I have a list of dates in a dataframe, and another dataframe containing percentage changes throughout a day.
Sample dataframe with dates (df_date
):
df_test = pd.DataFrame({
'Specific_date': {0: '2016-01-10', 1: '2016-01-12', 2: '2016-01-13', 3: '2016-01-19'}})
df_test['Specific_date'] = pd.to_datetime(df_test['Specific_date'])

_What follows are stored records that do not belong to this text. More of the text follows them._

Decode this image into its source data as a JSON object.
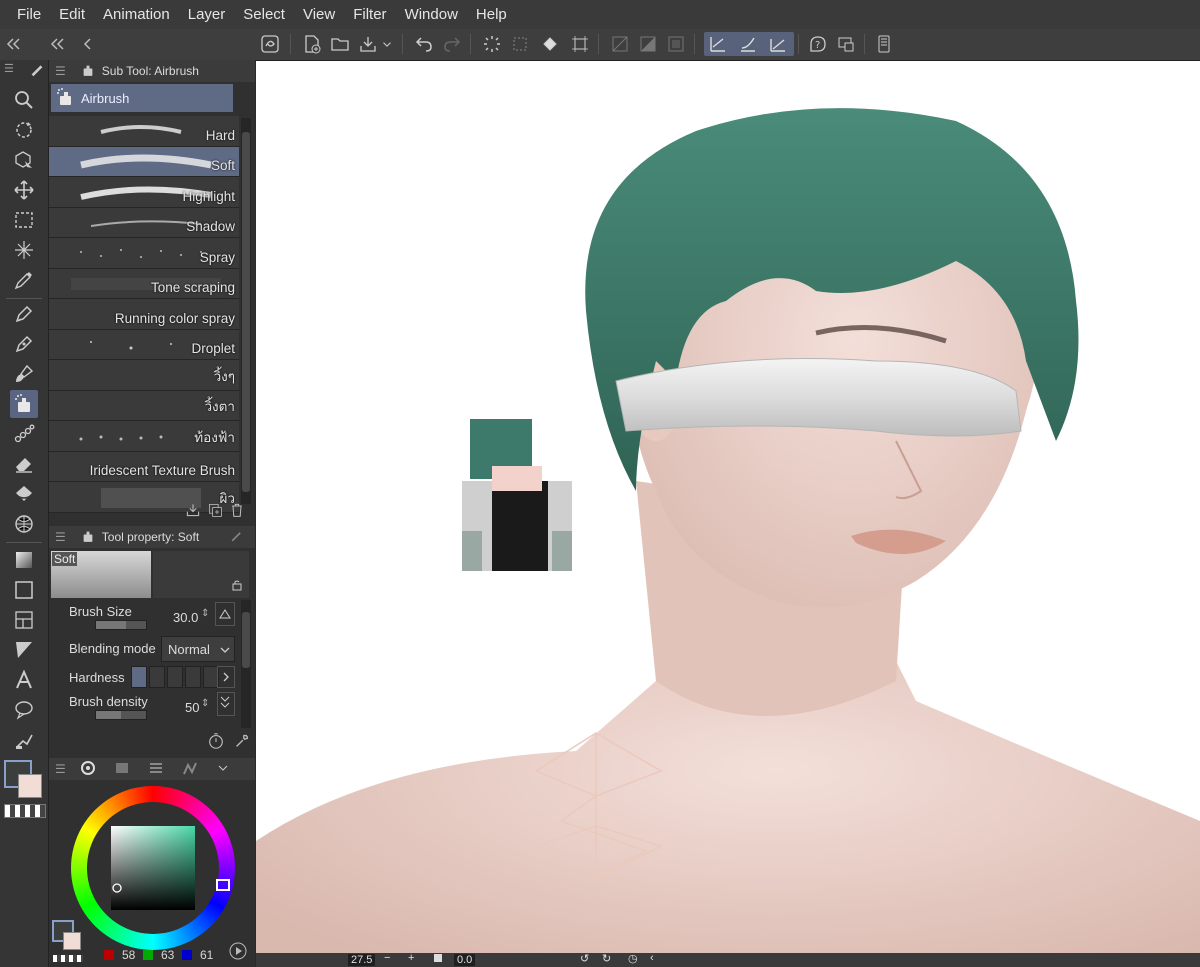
{
  "menubar": {
    "items": [
      "File",
      "Edit",
      "Animation",
      "Layer",
      "Select",
      "View",
      "Filter",
      "Window",
      "Help"
    ]
  },
  "subtool_panel": {
    "title": "Sub Tool: Airbrush",
    "group": "Airbrush",
    "brushes": [
      {
        "label": "Hard",
        "selected": false
      },
      {
        "label": "Soft",
        "selected": true
      },
      {
        "label": "Highlight",
        "selected": false
      },
      {
        "label": "Shadow",
        "selected": false
      },
      {
        "label": "Spray",
        "selected": false
      },
      {
        "label": "Tone scraping",
        "selected": false
      },
      {
        "label": "Running color spray",
        "selected": false
      },
      {
        "label": "Droplet",
        "selected": false
      },
      {
        "label": "วิ้งๆ",
        "selected": false
      },
      {
        "label": "วิ้งตา",
        "selected": false
      },
      {
        "label": "ท้องฟ้า",
        "selected": false
      },
      {
        "label": "Iridescent Texture Brush",
        "selected": false
      },
      {
        "label": "ผิว",
        "selected": false
      }
    ]
  },
  "tool_property": {
    "title": "Tool property: Soft",
    "preview_label": "Soft",
    "brush_size_label": "Brush Size",
    "brush_size_value": "30.0",
    "blending_label": "Blending mode",
    "blending_value": "Normal",
    "hardness_label": "Hardness",
    "hardness_level": 1,
    "density_label": "Brush density",
    "density_value": "50"
  },
  "color": {
    "r": "58",
    "g": "63",
    "b": "61",
    "main_color": "#3a3f3d",
    "sub_color": "#f2ddd6",
    "picker_hue": "#49d8a8"
  },
  "status": {
    "zoom": "27.5",
    "rotation": "0.0"
  },
  "colors": {
    "accent": "#5f6a85",
    "hair": "#3f7a6b"
  }
}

Percentage change dataframe (df_percent
):
Hour 9am 10am 11am 12pm 1pm 2pm 3pm 4pm
Date
2016-01-05 20.6475 20.5900 20.4225 20.6275 20.1600 19.6500 19.6250 19.4100
2016-01-06 21.3550 20.8675 20.6100 20.6525 20.8900 21.0125 21.0600 20.5125
2016-01-07 23.0075 22.7975 23.0050 23.5975 24.4675 25.2450 25.1600 24.9575
2016-01-08 22.9125 23.2400 23.8575 23.9475 24.0425 24.4000 25.7950 26.7625
2016-01-11 25.7500 25.9100 25.8800 25.9325 26.7650 26.4025 24.9425 24.2725
2016-01-12 22.5500 22.6900 23.2700 23.2550 23.1425 22.8175 22.2925 22.4175
2016-01-13 21.8175 22.6200 22.5225 23.2675 23.9650 25.0500 24.9575 25.1100
2016-01-14 25.4600 25.0050 24.2875 24.2050 24.2850 23.7800 23.6775 23.9575
2016-01-15 28.3200 28.5925 27.8400 28.8900 29.2925 28.4225 27.6525 27.1525
2016-01-19 26.1625 26.3400 26.0725 26.2550 26.3275 26.9225 26.5725 26.0075
I am trying to use those dates in df_test
to filter out dates in the sample dataframe (data runs from 2016 to 2020 daily).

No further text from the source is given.